SINGAPORE - One of Singapore's oldest water treatment plants has been upgraded with state-of-the-art technology, in a move that will boost the Republic's water resilience in the face of climate change.
The upgraded Choa Chu Kang Waterworks, which is also more energy- and cost- efficient now, was officially opened by Minister for the Environment and Water Resources Masagos Zulkifli on Thursday morning (Aug 29).
The Choa Chu Kang plant treats water from Kranji, Pandan and Tengeh reservoirs before it is delivered to taps in homes, businesses and industry.
Climate change may cause the quality of water in Singapore's reservoirs to deteriorate, said Mr Masagos during the event.
He pointed to how rising temperatures could result in warmer waters, while intense rainfall could lead to an excessive amount of nutrient runoff being washed into waterways and reservoirs.
"These conditions are likely to fuel algae growth in the reservoirs, which will need to be removed as part of the water treatment process," said Mr Masagos.
In anticipation of such challenges, national water agency PUB has to continuously invest in new water treatment technologies and upgrade our water treatment plants, as was done in Choa Chu Kang, he added.
Professor Shane Snyder, executive director for the Nanyang Environment and Water Research Institute at the Nanyang Technological University (NTU) said the new ceramic membranes at the Choa Chu Kang plant could tackle a wide range of water quality.
"This will allow Singapore to be more secure in providing safe and reliable water to its citizens," he added.
In the $162 million project spanning three years, the old sand filtration system at the plant in the west has been replaced with ceramic filtration membranes, which are more efficient at removing suspended particles from raw water.
As part of the upgrade, ozone-biological activated carbon filters were also added to the water treatment process.
This additional step in the water treatment process further helps to destroy microbes and remove organic matter from the water, said PUB.
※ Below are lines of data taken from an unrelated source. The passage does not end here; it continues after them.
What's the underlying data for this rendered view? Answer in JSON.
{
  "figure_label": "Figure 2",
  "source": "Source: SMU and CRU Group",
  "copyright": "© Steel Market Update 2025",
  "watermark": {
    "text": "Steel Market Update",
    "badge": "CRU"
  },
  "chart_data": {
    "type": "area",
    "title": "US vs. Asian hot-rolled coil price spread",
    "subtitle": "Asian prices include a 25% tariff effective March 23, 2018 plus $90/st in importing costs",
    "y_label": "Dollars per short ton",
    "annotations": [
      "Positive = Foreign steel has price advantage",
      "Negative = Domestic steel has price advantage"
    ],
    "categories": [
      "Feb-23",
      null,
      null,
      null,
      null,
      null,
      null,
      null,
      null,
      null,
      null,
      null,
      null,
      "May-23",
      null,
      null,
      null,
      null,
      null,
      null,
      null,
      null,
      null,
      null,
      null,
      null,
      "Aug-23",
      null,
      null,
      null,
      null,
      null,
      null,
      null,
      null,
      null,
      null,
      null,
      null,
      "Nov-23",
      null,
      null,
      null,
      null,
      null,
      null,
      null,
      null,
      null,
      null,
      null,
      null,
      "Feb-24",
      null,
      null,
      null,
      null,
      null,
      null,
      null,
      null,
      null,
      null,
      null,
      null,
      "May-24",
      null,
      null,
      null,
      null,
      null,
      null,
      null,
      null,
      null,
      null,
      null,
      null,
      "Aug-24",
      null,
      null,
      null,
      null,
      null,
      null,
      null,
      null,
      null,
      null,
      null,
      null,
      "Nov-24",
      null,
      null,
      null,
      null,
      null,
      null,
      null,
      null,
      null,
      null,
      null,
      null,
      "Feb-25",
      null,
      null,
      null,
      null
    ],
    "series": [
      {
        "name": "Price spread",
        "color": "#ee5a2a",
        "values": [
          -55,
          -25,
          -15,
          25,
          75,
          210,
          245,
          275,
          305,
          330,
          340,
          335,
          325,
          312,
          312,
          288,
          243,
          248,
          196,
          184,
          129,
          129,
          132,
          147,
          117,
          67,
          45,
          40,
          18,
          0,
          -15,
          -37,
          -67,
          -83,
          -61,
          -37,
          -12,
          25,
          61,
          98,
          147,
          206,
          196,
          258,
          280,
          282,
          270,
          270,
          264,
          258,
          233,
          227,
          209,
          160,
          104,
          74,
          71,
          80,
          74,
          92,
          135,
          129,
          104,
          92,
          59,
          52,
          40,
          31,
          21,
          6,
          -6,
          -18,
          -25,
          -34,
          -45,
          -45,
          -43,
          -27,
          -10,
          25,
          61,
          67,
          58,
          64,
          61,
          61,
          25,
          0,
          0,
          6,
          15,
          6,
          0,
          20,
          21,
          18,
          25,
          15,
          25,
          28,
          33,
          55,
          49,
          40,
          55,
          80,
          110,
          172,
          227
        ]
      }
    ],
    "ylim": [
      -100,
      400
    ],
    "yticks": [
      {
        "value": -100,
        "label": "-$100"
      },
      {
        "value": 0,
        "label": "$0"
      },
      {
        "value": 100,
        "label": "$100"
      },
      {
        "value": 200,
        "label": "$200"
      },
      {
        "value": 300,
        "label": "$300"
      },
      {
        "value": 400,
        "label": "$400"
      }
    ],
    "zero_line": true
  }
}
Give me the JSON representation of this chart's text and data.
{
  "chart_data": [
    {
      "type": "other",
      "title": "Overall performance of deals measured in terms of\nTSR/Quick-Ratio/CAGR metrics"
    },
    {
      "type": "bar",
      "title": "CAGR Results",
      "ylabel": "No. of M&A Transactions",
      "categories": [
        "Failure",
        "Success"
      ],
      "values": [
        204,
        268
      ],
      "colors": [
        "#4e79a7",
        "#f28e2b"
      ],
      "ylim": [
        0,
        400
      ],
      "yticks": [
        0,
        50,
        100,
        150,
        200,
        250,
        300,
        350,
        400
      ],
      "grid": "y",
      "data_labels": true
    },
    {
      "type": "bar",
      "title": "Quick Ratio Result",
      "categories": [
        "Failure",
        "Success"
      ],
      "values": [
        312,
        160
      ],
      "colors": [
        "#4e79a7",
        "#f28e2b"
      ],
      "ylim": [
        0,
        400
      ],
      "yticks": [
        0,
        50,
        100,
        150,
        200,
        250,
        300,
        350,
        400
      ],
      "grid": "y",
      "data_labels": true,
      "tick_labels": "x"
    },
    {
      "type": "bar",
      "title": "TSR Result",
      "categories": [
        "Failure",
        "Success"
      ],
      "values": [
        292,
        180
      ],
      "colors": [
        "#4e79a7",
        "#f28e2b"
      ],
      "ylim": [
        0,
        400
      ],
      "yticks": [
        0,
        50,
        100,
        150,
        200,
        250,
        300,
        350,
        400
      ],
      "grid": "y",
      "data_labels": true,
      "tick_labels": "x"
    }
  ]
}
Similar ceramic membrane systems are also used at water treatment facilities in the Netherlands and Britain, although it is the first for Singapore.
The Choa Chu Kang plant is now also the world's largest ceramic membrane water treatment plant.
PUB chief executive Ng Joo Hee said the upgraded plant allowed the water agency to carry out advanced treatment of the tap water that is supplied to homes, commerce and industry.
He added: "That we are able to deploy this new technology on such a large scale is the result of years of research, experimentation and rigorous testing."
Choa Chu Kang Waterworks was built in two phases in 1975 and 1981 respectively, with two facilities to treat 40 million gallons per day (mgd) (181 million litres per day) of water each.
In total, the 80 mgd (362 million litres per day) of water that the plant can process is equivalent to about 145 Olympic-sized swimming pools.
In 2008, the first 40 mgd per day facility was upgraded, with polymeric membranes replacing sand filters.
In 2016, work to replace the sand filtration system with ceramic membranes started on the second facility. This was completed in June 2019.
NTU's Prof Snyder said ceramic membranes have numerous advantages over sand filtration systems, in terms of strength and larger filtration capacity, among others.
But most importantly, it was also safer, he said.
Ceramic membranes have uniform pore size that sand filtration systems do not, he said. This, coupled with high material stability, make them an ideal technology for pathogen removal, the most paramount aspect of water safety, said Prof Snyder, who conducts research into ceramic membrane technology.
"Ceramic membranes can be combined with oxidation technologies, such as ozonation, whereby the membrane and ozone together create a barrier that can eliminate most water contaminants, both biological and chemical," he added. "Ceramic membranes will produce a safer and higher quality water than traditional sand filtration systems."
In comparison to polymer membranes, ceramic membranes last longer, said PUB.
Ceramic membranes can last about 20 years, four times longer than the five-year lifespan of polymeric membranes.
Water loss is also reduced significantly from 5 per cent to 1 per cent with the use of ceramic membranes, the agency added.
Water is an existential issue for Singapore, Mr Masagos said on Thursday.
He said: "Climate change has made water an issue every country will have to grapple with in the near future.
"I am glad that Singapore has been on a quest to address our water issues for the longest time, and am confident that we will continue to address our water supply needs."
To further boost Singapore's water resilience even as climate change is causing rainfall patterns to change, PUB is also looking to weather-proof Singapore's water supply by treating used water and by desalination.